I am a passionate advocate for breastfeeding. I am glad that, today, most mothers attempt to breastfeed. In Canada the breastfeeding initiation rate is 90% and climbing. Health organizations are doing a good job of communicating that ‘breast is best’, and mothers are listening – we all want the best for our babies, after all. Sadly, though, breastfeeding rates fall off dramatically in the early days and weeks. One of the big reasons given for this drop off is mothers who report that they do not have enough milk.
When low milk supply is suspected, people often turn to supplements to increase milk production. Herbs such as fenugreek are known galactagogues that have been used for centuries. Even oatmeal and beer are reputed to increase milk production. Some teas are sold almost as preventive measures – drink this and you are helping to ‘ensure’ and ‘protect’ your supply. And I have to admit, I have mixed feelings about the way some supplements are promoted and sold.
The thing about breastfeeding is that it often involves guesswork. You don’t know how much milk, exactly, your baby is getting. You don’t know, necessarily, if your baby is getting foremilk or hindmilk, or if it’s coming fast or slow. So you resort to counting diapers and checking weight gain and monitoring the frequency and length of feedings. And in the midst of this, it’s easy to become worried. Even I sometimes worry about whether my kids are getting ‘enough’. Babies can be unpredictable and fussy, and milk supply is often the first culprit that people look to whenever a baby is out of sorts.
In this situation, I wonder if the widespread marketing of supplements does a disservice. I fear the implication that mothers need to take a herb or drink a tea in order to breastfeed successfully, or that somehow low milk supply is more common than it is. I worry the prevalence of supplements amplifies concerns over milk supply that many mothers are naturally prone to feel. And beyond herbs and teas, here in Canada doctors often prescribe the medication domperidone to increase milk supply. Anecdotally, many prescribe it as almost a preventive measure whenever a mother faces breastfeeding struggles.
There certainly are mothers who legitimately struggle with low or no supply. Physiological causes can inhibit a mother’s ability to produce milk. Moms who experience separations and are pumping may struggle with keeping their supply up. There are a whole host of reasons that someone may not be able to quite keep up with a baby’s demand. And in those cases, I say thank heavens that supplements and medications are available. If fenugreek or domperidone enable you to feed your baby breast milk when you otherwise couldn’t, that’s a great thing.
In fact, this raises a whole other issue. Domperidone, which is generally considered the safest and most effective prescription medication for increasing milk supply, is not available in the US. The FDA has in fact warned against its use for this purpose. There is concern about heart arrythmia, although research indicates that the risk is statistically insignificant when taken orally by otherwise healthy patients. While it is possible for US patients to get domperidone from compounding pharmacies, this is difficult and so most Americans do not have access to the drug. I’m not sure this situation is any better, because there certainly are situations where galactagogues are helpful.
Knowing that galactagogues are sometimes necessary, however, does not mean that their widespread use is good. Thomas Hale, the respected author of Medications and Mother’s Milk, has written about the use of domperidone. He says that it is effective, and very safe. However, he also says that there is a tendency to overprescribe, and prescribe at higher and higher doses. Not only do higher doses increase the risks, but the effectiveness does not appear to increase when you increase the amount that is taken.
In the early days of breastfeeding mothers and babies often struggle to figure out the basics of this new relationship. Sometimes problems arise that seem related to milk supply, but aren’t at all. Like, say, a baby’s latch isn’t good and so the baby isn’t feeding effectively or gaining weight. This isn’t related to the mother’s supply, so taking something to increase supply isn’t terribly helpful. But even so, hearing from a health care provider that you need to take this supplement to increase supply can create an ongoing concern, and harm your confidence.

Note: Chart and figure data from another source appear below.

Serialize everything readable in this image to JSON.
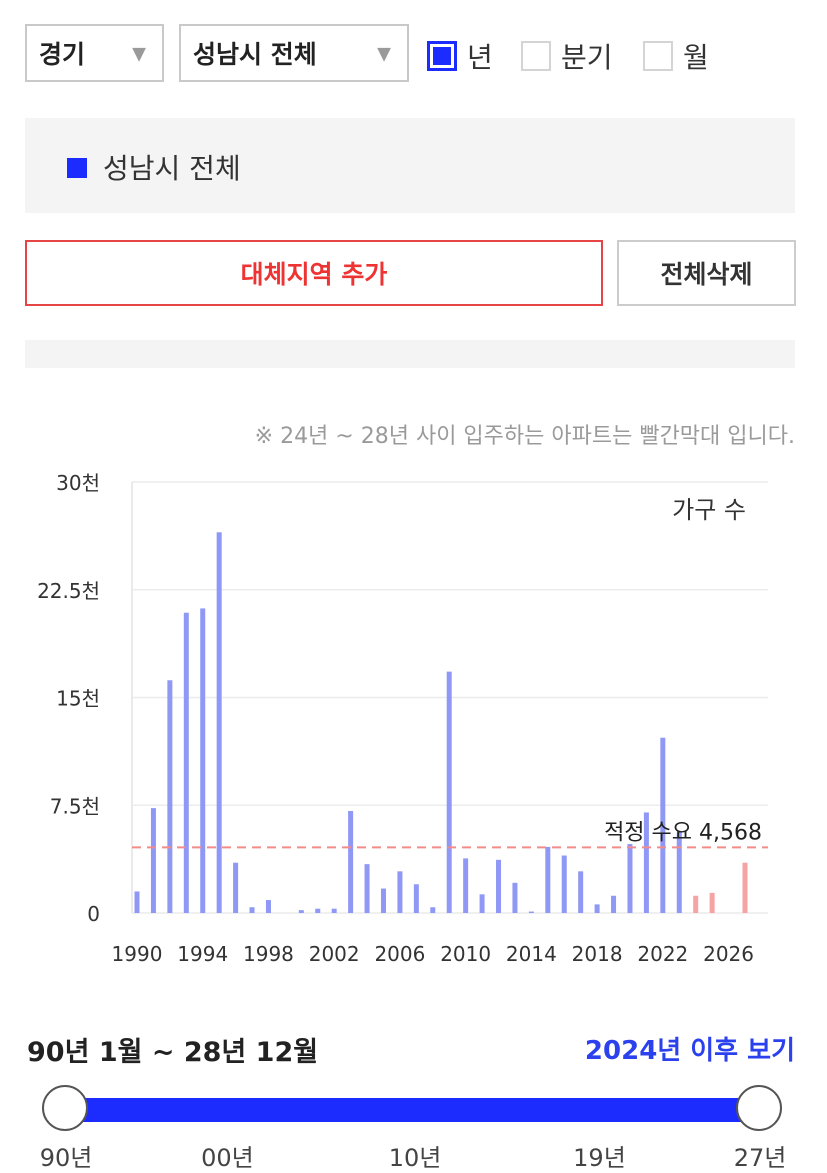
{
  "filters": {
    "province": "경기",
    "city": "성남시 전체",
    "dropdown_icon": "triangle-down",
    "period_options": [
      {
        "label": "년",
        "checked": true
      },
      {
        "label": "분기",
        "checked": false
      },
      {
        "label": "월",
        "checked": false
      }
    ]
  },
  "legend": {
    "region": "성남시 전체",
    "color": "#1c2cff"
  },
  "buttons": {
    "add_region": "대체지역 추가",
    "clear_all": "전체삭제"
  },
  "note": "※ 24년 ~ 28년 사이 입주하는 아파트는 빨간막대 입니다.",
  "chart_data": {
    "type": "bar",
    "title": "",
    "unit_label": "가구 수",
    "ylim": [
      0,
      30000
    ],
    "y_ticks": [
      {
        "value": 0,
        "label": "0"
      },
      {
        "value": 7500,
        "label": "7.5천"
      },
      {
        "value": 15000,
        "label": "15천"
      },
      {
        "value": 22500,
        "label": "22.5천"
      },
      {
        "value": 30000,
        "label": "30천"
      }
    ],
    "x_tick_labels": [
      "1990",
      "1994",
      "1998",
      "2002",
      "2006",
      "2010",
      "2014",
      "2018",
      "2022",
      "2026"
    ],
    "grid": true,
    "reference_line": {
      "label": "적정 수요 4,568",
      "value": 4568,
      "color": "#f28c8c"
    },
    "colors": {
      "past": "#8f98f5",
      "future": "#f5a3a3"
    },
    "series": [
      {
        "name": "성남시 전체",
        "x": [
          1990,
          1991,
          1992,
          1993,
          1994,
          1995,
          1996,
          1997,
          1998,
          1999,
          2000,
          2001,
          2002,
          2003,
          2004,
          2005,
          2006,
          2007,
          2008,
          2009,
          2010,
          2011,
          2012,
          2013,
          2014,
          2015,
          2016,
          2017,
          2018,
          2019,
          2020,
          2021,
          2022,
          2023,
          2024,
          2025,
          2026,
          2027
        ],
        "values": [
          1500,
          7300,
          16200,
          20900,
          21200,
          26500,
          3500,
          400,
          900,
          0,
          200,
          300,
          300,
          7100,
          3400,
          1700,
          2900,
          2000,
          400,
          16800,
          3800,
          1300,
          3700,
          2100,
          100,
          4600,
          4000,
          2900,
          600,
          1200,
          4800,
          7000,
          12200,
          5600,
          1200,
          1400,
          0,
          3500
        ]
      }
    ]
  },
  "range": {
    "label": "90년 1월 ~ 28년 12월",
    "link": "2024년 이후 보기",
    "ticks": [
      {
        "label": "90년",
        "fraction": 0.0
      },
      {
        "label": "00년",
        "fraction": 0.2326
      },
      {
        "label": "10년",
        "fraction": 0.5029
      },
      {
        "label": "19년",
        "fraction": 0.7687
      },
      {
        "label": "27년",
        "fraction": 1.0
      }
    ]
  }
}
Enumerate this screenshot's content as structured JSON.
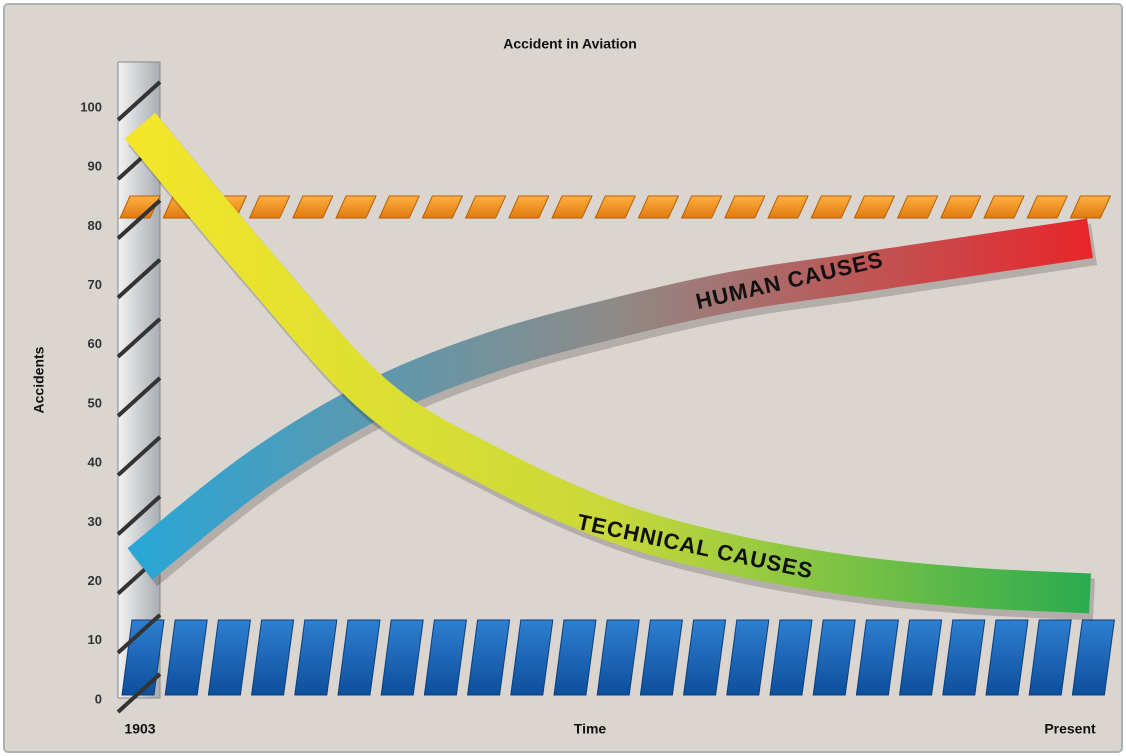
{
  "chart_data": {
    "type": "line",
    "title": "Accident in Aviation",
    "y_label": "Accidents",
    "x_label": "Time",
    "categories": [
      "1903",
      null,
      null,
      null,
      null,
      null,
      null,
      null,
      "Present"
    ],
    "series": [
      {
        "name": "HUMAN CAUSES",
        "color": "#e8262a",
        "gradient": [
          "#2aa6d6",
          "#8f8a86",
          "#e8262a"
        ],
        "values": [
          23,
          39,
          51,
          59,
          64.5,
          69,
          72,
          75,
          78
        ]
      },
      {
        "name": "TECHNICAL CAUSES",
        "color": "#2bab4f",
        "gradient": [
          "#f3e62a",
          "#c8d83a",
          "#2bab4f"
        ],
        "values": [
          97,
          73,
          51,
          39,
          30,
          24.5,
          21,
          19,
          18
        ]
      }
    ],
    "ylim": [
      0,
      100
    ],
    "yticks": [
      0,
      10,
      20,
      30,
      40,
      50,
      60,
      70,
      80,
      90,
      100
    ]
  }
}
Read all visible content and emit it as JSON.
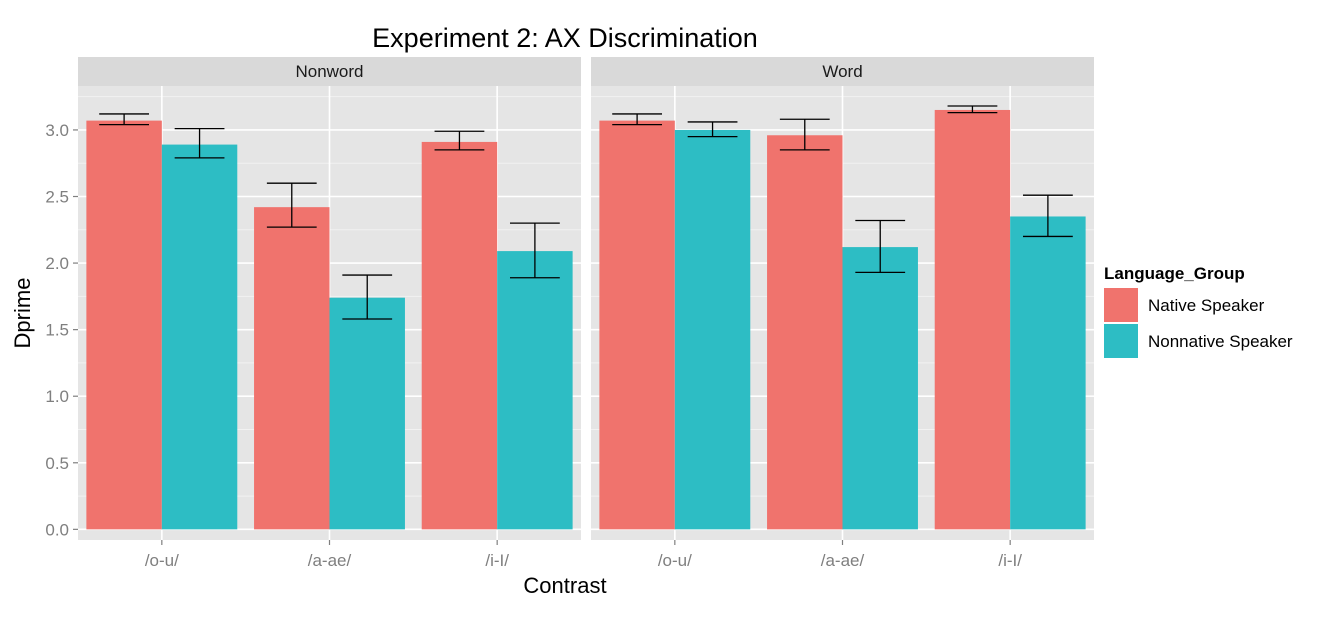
{
  "chart_data": {
    "type": "bar",
    "title": "Experiment 2:  AX Discrimination",
    "xlabel": "Contrast",
    "ylabel": "Dprime",
    "ylim": [
      -0.08,
      3.33
    ],
    "yticks": [
      "0.0",
      "0.5",
      "1.0",
      "1.5",
      "2.0",
      "2.5",
      "3.0"
    ],
    "grid": true,
    "legend_position": "right",
    "legend": {
      "title": "Language_Group",
      "entries": [
        "Native Speaker",
        "Nonnative Speaker"
      ]
    },
    "categories": [
      "/o-u/",
      "/a-ae/",
      "/i-I/"
    ],
    "colors": {
      "Native Speaker": "#F0736D",
      "Nonnative Speaker": "#2DBDC4"
    },
    "panels": [
      {
        "name": "Nonword",
        "series": [
          {
            "name": "Native Speaker",
            "values": [
              3.07,
              2.42,
              2.91
            ],
            "error_low": [
              3.04,
              2.27,
              2.85
            ],
            "error_high": [
              3.12,
              2.6,
              2.99
            ]
          },
          {
            "name": "Nonnative Speaker",
            "values": [
              2.89,
              1.74,
              2.09
            ],
            "error_low": [
              2.79,
              1.58,
              1.89
            ],
            "error_high": [
              3.01,
              1.91,
              2.3
            ]
          }
        ]
      },
      {
        "name": "Word",
        "series": [
          {
            "name": "Native Speaker",
            "values": [
              3.07,
              2.96,
              3.15
            ],
            "error_low": [
              3.04,
              2.85,
              3.13
            ],
            "error_high": [
              3.12,
              3.08,
              3.18
            ]
          },
          {
            "name": "Nonnative Speaker",
            "values": [
              3.0,
              2.12,
              2.35
            ],
            "error_low": [
              2.95,
              1.93,
              2.2
            ],
            "error_high": [
              3.06,
              2.32,
              2.51
            ]
          }
        ]
      }
    ]
  }
}
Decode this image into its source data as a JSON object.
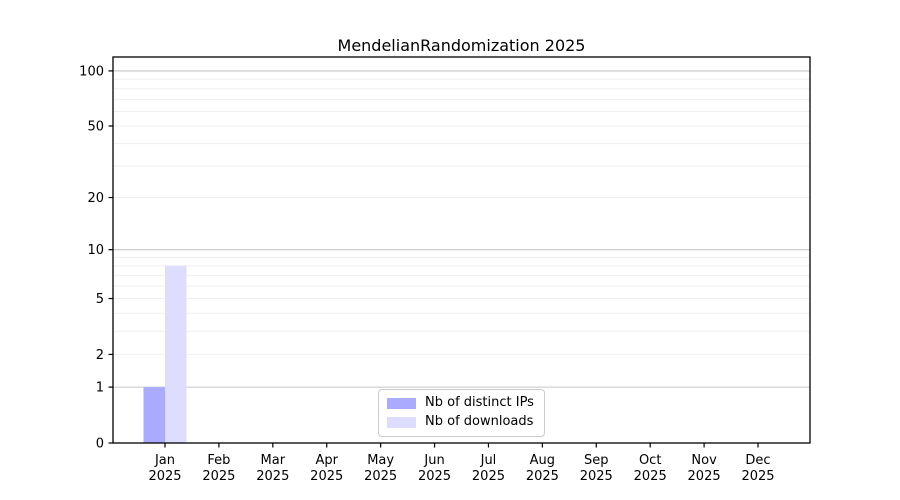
{
  "figure": {
    "background": "#ffffff"
  },
  "chart_data": {
    "type": "bar",
    "title": "MendelianRandomization 2025",
    "categories": [
      "Jan",
      "Feb",
      "Mar",
      "Apr",
      "May",
      "Jun",
      "Jul",
      "Aug",
      "Sep",
      "Oct",
      "Nov",
      "Dec"
    ],
    "x_tick_second_line": "2025",
    "series": [
      {
        "name": "Nb of distinct IPs",
        "color": "#aaaaff",
        "values": [
          1,
          0,
          0,
          0,
          0,
          0,
          0,
          0,
          0,
          0,
          0,
          0
        ]
      },
      {
        "name": "Nb of downloads",
        "color": "#ddddff",
        "values": [
          8,
          0,
          0,
          0,
          0,
          0,
          0,
          0,
          0,
          0,
          0,
          0
        ]
      }
    ],
    "yscale": "log1p",
    "yticks": [
      0,
      1,
      2,
      5,
      10,
      20,
      50,
      100
    ],
    "major_gridlines": [
      1,
      10,
      100
    ],
    "minor_gridlines": [
      2,
      3,
      4,
      5,
      6,
      7,
      8,
      9,
      20,
      30,
      40,
      50,
      60,
      70,
      80,
      90
    ],
    "ylim": [
      0,
      119
    ],
    "grid": "horizontal",
    "legend_position": "bottom-center",
    "axis_color": "#000000",
    "major_grid_color": "#c8c8c8",
    "minor_grid_color": "#efefef",
    "text_color": "#000000"
  }
}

I am not sure what the answer is. It’s clear in my mind that moms need better support and information. They need people who will sit down with them and take the time to figure out and address their problems. They may need access to breastfeeding supplements. But more than that, they need time and sensitivity, not just a solution in a pill. If you are in this position, where can you find support and information? La Leche League offers online information and forums, and you can talk free of charge to a leader in your area. You can find a Lactation Consultant near you, who may even be willing to visit your home. Or you can check out the excellent information on Kellymom. And this book is a fabulous resource for anyone who wants to increase milk supply.
No matter how a mother feeds her baby, she needs sensitivity and support. I would never judge those who face legitimate issues and are unable to make a go of breastfeeding, or exclusive breastfeeding. We’re all just doing our best, after all. I really think the world would be a better place if we acknowledged that, and offered new families real help instead of just lip service.
What about you? Have you used breastfeeding supplements? Do you think I’m blowing the whole thing out of proportion? Or do you share my concern that their widespread promotion leads to a perception that low milk supply is more common than it really is?